Debating and working out compromises with wide political appeal in all three countries are not beyond the technical capacities of the various labor groups and NGOs that are even now working together across borders on ways to reform NAFTA. The question is how to gain a serious, democratic political forum. The answer, at least in part, may lie in having the legislatures—which are responsive to grass-roots pressure—play a larger role in shaping the continent's economic future.
Thus far, the function of the legislatures in the development of NAFTA has been to react—to ratify or not to ratify the agreement made by the foreign-trade-and-finance-ministry apparatus of the executive branches. This reflects the traditional view that international economic agreements are a function of foreign policy. It is at the heart of the argument to give President George W. Bush the “fast-track” negotiating authority that was taken away from Bill Clinton in the negative reaction to NAFTA.
The argument might have made sense when such agreements were an extension of foreign policy—when markets were bound by national borders and negotiators promoted clearly defined national interests. But the emergence of a global marketplace has altered those conditions. In the case of the North American single market, issues such as Mexico's enforcement of labor laws, Canada's environmental standards, and U.S. immigration policy are becoming the domestic concerns of a continental economy.
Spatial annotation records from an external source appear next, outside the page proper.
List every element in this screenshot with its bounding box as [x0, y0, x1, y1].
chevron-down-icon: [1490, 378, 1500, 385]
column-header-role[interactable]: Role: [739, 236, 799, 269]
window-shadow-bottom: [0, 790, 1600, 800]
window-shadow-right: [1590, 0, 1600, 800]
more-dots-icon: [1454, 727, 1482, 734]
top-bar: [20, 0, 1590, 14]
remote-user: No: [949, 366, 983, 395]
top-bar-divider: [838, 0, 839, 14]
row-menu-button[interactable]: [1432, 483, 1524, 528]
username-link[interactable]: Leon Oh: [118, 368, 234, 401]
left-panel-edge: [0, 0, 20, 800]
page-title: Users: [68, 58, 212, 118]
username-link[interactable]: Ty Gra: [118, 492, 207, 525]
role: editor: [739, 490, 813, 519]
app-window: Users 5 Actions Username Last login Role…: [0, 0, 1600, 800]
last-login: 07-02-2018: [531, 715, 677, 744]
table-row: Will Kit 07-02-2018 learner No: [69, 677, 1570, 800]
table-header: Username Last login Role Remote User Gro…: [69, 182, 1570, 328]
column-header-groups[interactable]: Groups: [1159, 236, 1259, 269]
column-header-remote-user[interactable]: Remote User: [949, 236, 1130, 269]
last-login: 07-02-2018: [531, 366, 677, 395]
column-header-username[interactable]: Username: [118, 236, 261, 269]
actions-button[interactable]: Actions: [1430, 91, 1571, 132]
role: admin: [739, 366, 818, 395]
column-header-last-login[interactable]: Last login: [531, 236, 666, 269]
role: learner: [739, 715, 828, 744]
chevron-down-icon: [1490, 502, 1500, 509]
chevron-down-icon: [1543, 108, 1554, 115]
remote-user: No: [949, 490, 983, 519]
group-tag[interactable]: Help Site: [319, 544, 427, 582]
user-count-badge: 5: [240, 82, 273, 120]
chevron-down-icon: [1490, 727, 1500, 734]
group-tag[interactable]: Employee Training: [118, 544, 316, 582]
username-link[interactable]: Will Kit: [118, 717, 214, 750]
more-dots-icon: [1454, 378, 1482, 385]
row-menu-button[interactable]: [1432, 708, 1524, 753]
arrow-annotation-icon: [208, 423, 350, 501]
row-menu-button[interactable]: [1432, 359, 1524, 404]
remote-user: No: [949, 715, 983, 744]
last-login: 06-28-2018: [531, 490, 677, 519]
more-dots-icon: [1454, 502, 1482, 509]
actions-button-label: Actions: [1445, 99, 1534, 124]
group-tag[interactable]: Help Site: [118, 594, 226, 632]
Of course, we have no North American legislature. Realizing that and already being organized on a continental basis, the banking and transnational business groups have been busy connecting conservative legislators in all three countries. It is time to build a parallel progressive presence on these issues. In each country, legislators—working with the cross-border coalitions of labor groups and other NGOs—could introduce similar proposals on aspects of the grand bargain. It would be a beginning in the essential process of building a continental constituency for progressive NAFTA reform—and just as important, democratizing the process of making continental economic policy.
The advantages of starting a visible and transparent political debate over North American integration would spill beyond the continent. In light of the influence of the United States, it would give hope to many people around the world who are struggling with the consequences of a mismanaged global market—a sense that even here, in the heart of the Washington Consensus, an emerging alternative vision foreshadows a globalization that works for everyone.